Check what the provider will review, draft, submit, negotiate or manage.
Ask what is included, what is excluded and whether third-party costs may apply.
Provide documents, dates, values and relevant background as early as possible.
How to compare quotes properly
Compare conveyancing quotes should mean comparing more than the lowest headline fee. A better comparison considers whether the provider understands the issue, whether the scope is clear, what communication to expect and what extra work could change the price.
EveryLegal aims to help users prepare clearer quote requests. The goal is not to tell you which provider to instruct, but to help you understand your options before deciding what to do next.
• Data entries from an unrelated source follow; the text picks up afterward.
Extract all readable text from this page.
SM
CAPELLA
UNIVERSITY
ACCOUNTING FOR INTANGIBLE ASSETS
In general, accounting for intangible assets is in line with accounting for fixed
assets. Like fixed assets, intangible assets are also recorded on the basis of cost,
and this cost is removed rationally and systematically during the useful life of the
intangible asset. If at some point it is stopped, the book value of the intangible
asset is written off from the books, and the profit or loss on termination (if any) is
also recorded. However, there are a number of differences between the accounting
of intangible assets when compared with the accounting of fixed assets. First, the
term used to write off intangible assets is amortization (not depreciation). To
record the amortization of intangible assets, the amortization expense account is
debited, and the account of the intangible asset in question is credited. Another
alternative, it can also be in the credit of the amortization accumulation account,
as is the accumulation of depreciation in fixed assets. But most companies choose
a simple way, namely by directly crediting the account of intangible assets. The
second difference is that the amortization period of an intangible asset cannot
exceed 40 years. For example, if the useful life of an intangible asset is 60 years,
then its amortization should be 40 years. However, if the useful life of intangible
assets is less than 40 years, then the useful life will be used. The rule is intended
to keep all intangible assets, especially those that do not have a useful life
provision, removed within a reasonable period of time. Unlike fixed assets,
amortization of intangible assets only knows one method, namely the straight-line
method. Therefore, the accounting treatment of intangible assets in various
How this fits into the conveyancing process
Conveyancing can involve contract review, title checks, searches, mortgage lender requirements, enquiries, exchange of contracts, completion and registration. The exact work depends on whether you are buying, selling, remortgaging or dealing with a leasehold, new build or more complex property.
Buyers and sellers should provide accurate property details, price information, mortgage details and timescales when requesting quotes.
What to prepare before requesting quotes
Preparing the right information helps legal providers respond more clearly and reduces the chance of quotes changing later because important details were missing.
Include this information if it applies to your situation.
Include this information if it applies to your situation.
Include this information if it applies to your situation.
Include this information if it applies to your situation.
Include this information if it applies to your situation.
Ready to compare options?
Start with a structured quote request so providers can understand the matter before responding. You are not obliged to instruct anyone who contacts you.
FAQs
Is this legal advice?
No. This guide is general information only. For advice about your specific circumstances, speak to a suitably qualified legal professional.
Should I compare more than one quote?
Comparing responses can help you understand fees, service scope, communication style and whether a provider is suitable for your matter.
What makes a quote more accurate?
Clear information, relevant documents, transaction value, deadlines and any known complications usually help providers respond more accurately.
Am I obliged to proceed after requesting quotes?
No. A quote request through EveryLegal should not oblige you to instruct any provider who contacts you.